Die jüdische Religion ist gescheit, da wird die Vorbereitung des Kulinarischen im Vorfeld abgehandelt, am Shabbat hat man dann Zeit zu beten und zu essen. Ich sage zu MM: die Sonntage gehören vorbereitet, ab dem Freitag schon, aber er weiß es besser: von Montag bis Freitag ist der Sonntag vorzubereiten. Nächsten Sonntag können mich dann alle permanent anquatschen, die Kinder, der Mann, die Nachbarn, die Freunde. Meine Pasta wird im Rohr sein, meine Socken aufgehängt und die Christen werden die Araber im 11.Jahrhundert hoffentlich bereits am Samstag besiegt haben, auf dass am Sonntag endlich auch ich meinen Geist erneuern kann.

Freitag, 2. März 2012

Marco tanzt

Von einem Moment auf dem anderen ist der Frühling ausgebrochen und tut so, als ob er Sommer wäre. Ich bin gealtert, finde ich, und ich hoffe, man riecht es nicht. Ich sehe die ersten jungen Paare, die sich zusammen auf ein Mäuerchen am Meer setzen und ich denke weder an vergangene, noch an zukünftige Liebhaber, sondern daran, dass ich keine Einkaufsliste geschrieben habe und was ich jetzt einkaufen soll. Ich denke nicht, wie immer zu dieser Jahreszeit, an die Männer, die ich bis letzten Frühling meinte, nie zu lieben aufgehört zu haben, sondern versuche, früh schlafen zu gehen, um mein Leben als Managerin dreier schulpflichtiger Buben zu meistern, ohne dabei ausfällig zu werden.

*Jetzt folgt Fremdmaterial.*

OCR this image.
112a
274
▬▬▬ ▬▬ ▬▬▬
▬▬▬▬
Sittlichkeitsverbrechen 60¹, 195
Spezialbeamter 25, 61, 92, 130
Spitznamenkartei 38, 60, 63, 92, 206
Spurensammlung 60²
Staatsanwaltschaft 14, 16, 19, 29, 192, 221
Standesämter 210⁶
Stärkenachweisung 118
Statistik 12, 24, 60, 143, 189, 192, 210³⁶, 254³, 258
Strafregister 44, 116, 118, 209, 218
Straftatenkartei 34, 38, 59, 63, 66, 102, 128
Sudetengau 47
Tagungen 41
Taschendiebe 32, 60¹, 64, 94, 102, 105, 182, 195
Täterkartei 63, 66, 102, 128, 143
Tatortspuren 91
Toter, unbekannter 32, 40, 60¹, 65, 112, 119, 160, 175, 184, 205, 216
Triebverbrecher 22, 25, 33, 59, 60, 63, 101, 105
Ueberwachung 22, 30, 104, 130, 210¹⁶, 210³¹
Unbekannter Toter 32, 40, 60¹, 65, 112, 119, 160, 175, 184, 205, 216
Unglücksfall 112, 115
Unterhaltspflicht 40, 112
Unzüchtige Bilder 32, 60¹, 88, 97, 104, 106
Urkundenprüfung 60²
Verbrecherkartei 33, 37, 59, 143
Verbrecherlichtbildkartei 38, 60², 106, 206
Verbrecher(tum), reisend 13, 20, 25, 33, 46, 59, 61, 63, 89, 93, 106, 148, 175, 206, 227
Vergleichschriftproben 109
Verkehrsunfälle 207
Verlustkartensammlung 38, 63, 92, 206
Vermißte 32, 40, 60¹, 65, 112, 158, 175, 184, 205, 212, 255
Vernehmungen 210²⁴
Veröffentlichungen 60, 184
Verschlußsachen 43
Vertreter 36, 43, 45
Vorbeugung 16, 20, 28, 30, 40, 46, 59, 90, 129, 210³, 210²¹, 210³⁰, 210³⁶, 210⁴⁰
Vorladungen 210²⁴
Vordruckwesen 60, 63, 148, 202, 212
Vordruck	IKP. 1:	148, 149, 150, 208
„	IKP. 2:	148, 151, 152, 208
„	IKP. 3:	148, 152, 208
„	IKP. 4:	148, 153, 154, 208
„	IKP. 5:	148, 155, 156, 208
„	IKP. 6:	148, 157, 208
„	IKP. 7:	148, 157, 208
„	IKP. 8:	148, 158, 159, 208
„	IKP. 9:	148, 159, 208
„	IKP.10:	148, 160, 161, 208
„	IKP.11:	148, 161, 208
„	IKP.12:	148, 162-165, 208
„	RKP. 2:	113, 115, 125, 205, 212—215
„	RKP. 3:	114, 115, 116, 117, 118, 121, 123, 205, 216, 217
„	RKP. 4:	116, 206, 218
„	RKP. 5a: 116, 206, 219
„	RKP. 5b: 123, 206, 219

 Lucio Dalla ist gestorben, was gar nicht zu diesem unverschämten Sonnenschein passt. Gäbe es Lucio Dalla nicht, hätte es ihn nie gegeben, wer weiß, ob ich heute hier wäre. Vielleicht wäre ich nie in Italien angekommen, wenn ich nicht versucht hätte, herauszufinden, was "permalosa" heißt, was nämlich Anna ist, die doch ist, wie viel andere und mit Marco "grosse scarpe poca carne" tanzt. Cuore in allarme. So ist das, wenn ein Poet stirbt. Und ich bin hier und fahre am Meer entlang, das Kind schläft wie üblich seinen nachmittäglichen Tiefschlaf, während wir uns der wunderschönen Zahnärztin nähern, die mit Blick auf die Insel ordiniert. Bevor das Kind einschlief, hat es wieder lang gesungen. Es will nicht mehr in einer nie existiert habenden Sprache singen, sondern in einer nicht existierenden. Hier wir die kindliche Poesie reduziert, schließlich ist das Kind schon zehn. Dafür erzählt es auf dem Heimweg, es hätte einen Aufsatz geschrieben, in dem alles richtig war, kein einziger Fehler in der Choreografie. Beglückt erzähle ich von diesem lapsus linguisticus seiner Tanzlehrerin, die zu meiner Freude lacht und es als "deformazione professionale" bezeichnet.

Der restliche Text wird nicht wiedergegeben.